In the context of rising global health challenges, the mechanistic investigation and
treatment of complex diseases, including cancer, liver diseases, has emerged as a
vital focus in scientific research. A thorough understanding of basic biological
processes is crucial for the development of tools that aid in diagnosing, monitoring,
and treating human diseases. This doctoral thesis investigates the molecular
mechanisms underlying complex human diseases, with an emphasis on discovering
novel therapeutic targets and compounds though systems biology approaches. By
leveraging large-scale transcriptomic data, this work aims to uncover novel insights
into disease biology that can drive drug repositioning and precision medicine. The
thesis integrates various computational strategies and biological frameworks to
connect gene expression patterns with disease progression and therapeutic
opportunities, focusing primarily on cancer and metabolic disorders.

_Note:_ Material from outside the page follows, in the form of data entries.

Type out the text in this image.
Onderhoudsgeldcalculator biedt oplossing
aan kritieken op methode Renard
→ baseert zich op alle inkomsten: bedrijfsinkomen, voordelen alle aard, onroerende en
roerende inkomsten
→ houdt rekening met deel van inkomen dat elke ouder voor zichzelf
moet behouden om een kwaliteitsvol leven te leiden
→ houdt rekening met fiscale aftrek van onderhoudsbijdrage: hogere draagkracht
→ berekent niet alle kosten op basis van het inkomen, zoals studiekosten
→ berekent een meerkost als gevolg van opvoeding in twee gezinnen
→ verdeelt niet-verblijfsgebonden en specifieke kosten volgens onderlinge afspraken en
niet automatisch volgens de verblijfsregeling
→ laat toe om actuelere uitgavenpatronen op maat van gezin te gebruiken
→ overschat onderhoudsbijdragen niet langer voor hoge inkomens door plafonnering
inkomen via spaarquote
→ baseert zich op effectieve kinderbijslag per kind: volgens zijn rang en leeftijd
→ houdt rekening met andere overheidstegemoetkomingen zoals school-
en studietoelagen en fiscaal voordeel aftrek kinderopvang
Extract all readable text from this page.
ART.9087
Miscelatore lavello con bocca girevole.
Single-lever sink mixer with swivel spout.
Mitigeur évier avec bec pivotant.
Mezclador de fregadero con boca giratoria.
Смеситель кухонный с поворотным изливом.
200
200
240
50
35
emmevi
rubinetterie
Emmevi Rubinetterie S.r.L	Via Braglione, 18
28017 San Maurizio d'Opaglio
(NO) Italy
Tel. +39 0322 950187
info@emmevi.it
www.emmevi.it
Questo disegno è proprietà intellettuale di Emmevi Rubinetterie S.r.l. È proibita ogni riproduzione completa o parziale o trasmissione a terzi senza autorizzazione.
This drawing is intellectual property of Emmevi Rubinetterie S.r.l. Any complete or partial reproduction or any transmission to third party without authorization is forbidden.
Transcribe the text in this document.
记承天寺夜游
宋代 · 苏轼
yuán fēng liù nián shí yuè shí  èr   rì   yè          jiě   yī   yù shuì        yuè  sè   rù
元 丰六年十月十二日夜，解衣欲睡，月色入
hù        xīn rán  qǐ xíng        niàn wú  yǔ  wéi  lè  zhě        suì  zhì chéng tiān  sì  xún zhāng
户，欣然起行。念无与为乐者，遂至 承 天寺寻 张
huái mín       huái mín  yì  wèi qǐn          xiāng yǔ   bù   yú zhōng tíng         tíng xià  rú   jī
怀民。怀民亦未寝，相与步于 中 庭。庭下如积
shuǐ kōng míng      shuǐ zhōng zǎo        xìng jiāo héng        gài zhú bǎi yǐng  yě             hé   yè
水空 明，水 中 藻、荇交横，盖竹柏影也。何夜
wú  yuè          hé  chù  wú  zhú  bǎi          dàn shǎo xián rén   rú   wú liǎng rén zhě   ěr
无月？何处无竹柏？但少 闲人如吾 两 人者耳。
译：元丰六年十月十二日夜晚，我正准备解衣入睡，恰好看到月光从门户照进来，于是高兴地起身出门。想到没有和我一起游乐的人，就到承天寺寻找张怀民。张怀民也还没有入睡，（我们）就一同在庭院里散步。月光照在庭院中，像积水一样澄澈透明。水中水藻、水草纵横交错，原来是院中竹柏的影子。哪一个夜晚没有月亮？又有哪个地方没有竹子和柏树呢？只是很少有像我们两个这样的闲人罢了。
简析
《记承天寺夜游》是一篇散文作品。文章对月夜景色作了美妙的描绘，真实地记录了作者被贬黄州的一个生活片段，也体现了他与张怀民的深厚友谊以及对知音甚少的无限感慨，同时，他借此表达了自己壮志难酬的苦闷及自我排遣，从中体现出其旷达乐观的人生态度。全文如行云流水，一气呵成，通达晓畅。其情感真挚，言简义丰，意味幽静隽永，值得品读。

The studies compiled in this thesis contribute to the understanding of human disease
biology through the systematic analysis of gene expression profiles and the
application of network-based methodologies. Paper I introduces the Human
Pathology Atlas, providing an in-depth analysis of gene expression prognostic
features across different cancer types, which improves our understanding of
relationships between gene expression and disease outcomes. Paper II and Paper
III employ gene co-expression network analysis combined with drug repositioning
strategies, identifying promising therapeutic candidates for hepatocellular
carcinoma and pancreatic ductal adenocarcinoma, respectively. These studies
illustrate how network-based approaches can locate key molecular targets and
potential repurposable drugs for various cancer types.
In Paper IV, we apply a network-based approach to investigate the dysregulated
transcriptional regulation in non-alcoholic fatty liver disease (NAFLD). This study
identifies critical genes and pathways involved in the disease progression, providing
new insights into the pathophysiology of NAFLD. Lastly, Paper V presents
comprehensive review on the emerging role of PKLR in liver diseases, highlighting
its connection to metabolic diseases. This review discusses PKLR’s potential as a
therapeutic target, providing a foundation for future studies in metabolic disease
research.
In summary, this thesis contributes to the field of systems biology by integrating
gene expression and network methodologies, offering innovative strategies for
therapeutic development and personalized medicine across complex diseases.